Na oczach policjantów młody mężczyzna zjechał samochodem po schodach do tunelu dla pieszych, przebiegającego pod torami kolejowymi. Okazało się, że kierowca był pijany, a wstępny test wykazał także, że nie stronił od narkotyków. Zarzuty usłyszy, ale dopiero jak wytrzeźwieje.
Nietypowy widok napotkali przechodnie, którzy w poniedziałek około godz. 4.30 przebywali w okolicy ul. Bohaterów Monte Cassino w Sopocie. W podziemnym przejściu dla pieszych, biegnącym pod torami kolejowymi, mogli zobaczyć auto osobowe.
To, jak samochód się tam znalazł, wyjaśnia nam policja. – Funkcjonariusze, patrolując pieszo centrum miasta, zauważyli, jak w pewnej odległości od nich, w udostępnionej do ruchu części ulicy Bohaterów Monte Cassino, kierujący samochodem wykonuje dziwne manewry – opowiada asp.szt. Dariusz Bzymek, naczelnik Wydziału Ruchu Drogowego KMP w Sopocie.
Wcześniej mieli "pępkowe"
Policjanci chcieli zatrzymać kierowcę do kontroli, ale ten wtedy nagle zjechał do tunelu. Stamtąd nie mógł już samodzielnie wyjechać. Na szczęście w przejściu nie było w tym momencie ludzi.

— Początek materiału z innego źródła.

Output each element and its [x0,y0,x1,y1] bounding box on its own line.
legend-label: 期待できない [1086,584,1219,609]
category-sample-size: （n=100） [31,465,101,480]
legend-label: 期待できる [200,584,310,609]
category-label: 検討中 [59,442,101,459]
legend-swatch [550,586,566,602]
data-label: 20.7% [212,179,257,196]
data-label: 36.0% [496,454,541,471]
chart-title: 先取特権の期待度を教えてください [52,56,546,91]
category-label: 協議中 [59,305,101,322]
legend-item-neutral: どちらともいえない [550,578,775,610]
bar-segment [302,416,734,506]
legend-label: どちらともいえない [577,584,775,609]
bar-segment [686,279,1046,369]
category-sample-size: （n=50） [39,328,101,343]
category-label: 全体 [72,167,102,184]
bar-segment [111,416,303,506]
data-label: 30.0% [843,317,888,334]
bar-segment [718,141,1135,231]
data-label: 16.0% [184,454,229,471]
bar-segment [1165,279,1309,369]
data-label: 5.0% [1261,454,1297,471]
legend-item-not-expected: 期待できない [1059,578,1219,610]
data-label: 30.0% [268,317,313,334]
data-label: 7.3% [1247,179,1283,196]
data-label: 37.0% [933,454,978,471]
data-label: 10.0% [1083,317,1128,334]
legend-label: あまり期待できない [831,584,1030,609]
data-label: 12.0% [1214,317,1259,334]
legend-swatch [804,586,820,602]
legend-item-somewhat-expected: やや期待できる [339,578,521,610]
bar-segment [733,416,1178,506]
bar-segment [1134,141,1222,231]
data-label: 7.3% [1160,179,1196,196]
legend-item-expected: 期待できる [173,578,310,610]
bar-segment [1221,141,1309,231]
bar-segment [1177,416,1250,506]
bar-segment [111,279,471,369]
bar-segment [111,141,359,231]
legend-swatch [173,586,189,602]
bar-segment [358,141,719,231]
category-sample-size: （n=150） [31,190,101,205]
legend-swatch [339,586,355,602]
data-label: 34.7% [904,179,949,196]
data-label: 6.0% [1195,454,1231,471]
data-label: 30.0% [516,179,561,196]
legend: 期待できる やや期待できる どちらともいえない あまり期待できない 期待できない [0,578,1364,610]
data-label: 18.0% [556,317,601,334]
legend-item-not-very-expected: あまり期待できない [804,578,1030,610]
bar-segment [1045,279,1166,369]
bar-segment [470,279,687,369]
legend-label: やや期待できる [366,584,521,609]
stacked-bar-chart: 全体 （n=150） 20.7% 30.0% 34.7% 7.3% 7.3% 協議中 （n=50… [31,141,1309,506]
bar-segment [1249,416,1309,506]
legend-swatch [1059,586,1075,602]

- Gdy policjanci dobiegli na miejsce, zauważyli, że samochodem jechało czterech kolegów, a kierującym był 27-letni mieszkaniec powiatu kartuskiego. Funkcjonariusze od razu wyczuli od niego silną woń alkoholu i sprawdzili jego trzeźwość – relacjonuje Bzymek. Ich przypuszczenia potwierdziły się – mężczyzna miał promil alkoholu w wydychanym powietrzu.
Kierowca auta tłumaczył policjantom, że wraz z kolegami świętowali narodziny dziecka jednego z nich. Właśnie wracali z imprezy do domu. Jego bardzo ekspresyjne zachowanie wzbudziło kolejne podejrzenia mundurowych i postanowili zbadać go wstępnie na obecność narkotyków w organizmie. Narkotest ujawnił w jego ślinie amfetaminę.
Samochód został odholowany na policyjny parking, a kierowca trafił do izby zatrzymań, gdzie w jego bieliźnie znaleziono torebkę z białym proszkiem. Jak się dowiedzieliśmy, policja po wytrzeźwieniu 27-latka chce postawić mu zarzut sprowadzenia zagrożenia katastrofy w ruchu lądowym. Grozi za to do 8 lat więzienia.
Jego koledzy wrócili do domów – żadnemu z nich nic się nie stało.